Report enough environment information to make the numbers interpretable:

  • CPU model and core/thread count;

  • operating system;

  • Python version;

  • NumPy version and BLAS/LAPACK backend when known;

  • BLAS thread settings, for example OMP_NUM_THREADS or OPENBLAS_NUM_THREADS;

  • cholrot.backend() value;

  • matrix size n;

  • NumPy recompute + matvec time;

  • cholrot materialize + matvec time;

  • cholrot direct matvec time;

  • speedup relative to NumPy recompute.

Threading

The current cholrot C++ kernels are single-threaded. NumPy Cholesky may use multiple BLAS/LAPACK threads depending on the installed backend. For this reason, it is useful to report two benchmark modes:

  • single-threaded BLAS, to compare algorithmic work more directly;

  • default local BLAS settings, to show real-world behavior on the machine used.

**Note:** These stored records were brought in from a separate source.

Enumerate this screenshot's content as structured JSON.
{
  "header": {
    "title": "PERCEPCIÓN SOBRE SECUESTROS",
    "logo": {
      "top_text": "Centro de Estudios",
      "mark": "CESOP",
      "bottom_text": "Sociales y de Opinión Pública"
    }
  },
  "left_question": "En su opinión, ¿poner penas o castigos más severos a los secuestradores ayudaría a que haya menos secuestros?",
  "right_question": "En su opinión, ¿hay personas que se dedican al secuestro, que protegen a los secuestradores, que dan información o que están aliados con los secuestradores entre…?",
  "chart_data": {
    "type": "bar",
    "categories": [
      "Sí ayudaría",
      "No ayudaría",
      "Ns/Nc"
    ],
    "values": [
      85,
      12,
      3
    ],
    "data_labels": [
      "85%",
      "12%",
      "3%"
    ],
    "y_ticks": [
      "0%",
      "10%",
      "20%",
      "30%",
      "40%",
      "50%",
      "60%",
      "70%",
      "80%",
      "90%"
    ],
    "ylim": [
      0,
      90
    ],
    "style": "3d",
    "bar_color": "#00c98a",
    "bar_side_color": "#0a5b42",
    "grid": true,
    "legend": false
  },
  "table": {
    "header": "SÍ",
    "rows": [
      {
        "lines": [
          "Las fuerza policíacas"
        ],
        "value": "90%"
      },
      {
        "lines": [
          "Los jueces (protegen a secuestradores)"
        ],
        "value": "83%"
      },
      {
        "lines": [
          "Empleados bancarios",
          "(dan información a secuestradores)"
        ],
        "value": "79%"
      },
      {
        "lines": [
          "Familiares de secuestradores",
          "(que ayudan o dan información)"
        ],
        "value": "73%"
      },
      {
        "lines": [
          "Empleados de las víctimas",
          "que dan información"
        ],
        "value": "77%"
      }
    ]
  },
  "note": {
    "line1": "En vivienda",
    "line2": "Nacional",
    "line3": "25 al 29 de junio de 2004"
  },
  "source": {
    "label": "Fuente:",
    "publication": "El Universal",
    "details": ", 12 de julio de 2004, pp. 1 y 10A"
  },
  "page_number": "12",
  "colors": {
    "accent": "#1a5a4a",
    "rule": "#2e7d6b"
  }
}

Structured identity benchmark

The identity benchmark measures the special case

\[D D^T = I + \alpha zz^T.\]

In this setting cholrot.identity_matvec can avoid scanning a dense input factor because the original Cholesky factor is the identity.

Run it with:

python benchmarks/bench_identity.py --sizes 100 200 400 800 1600 3200 6400 --repeat 5

Scope of public benchmark results

Public benchmark tables should correspond to functions that are part of the published package API: update, downdate, matvec, cholsolve, and identity_matvec. Results from separate private experiments should not be mixed into the public benchmark tables.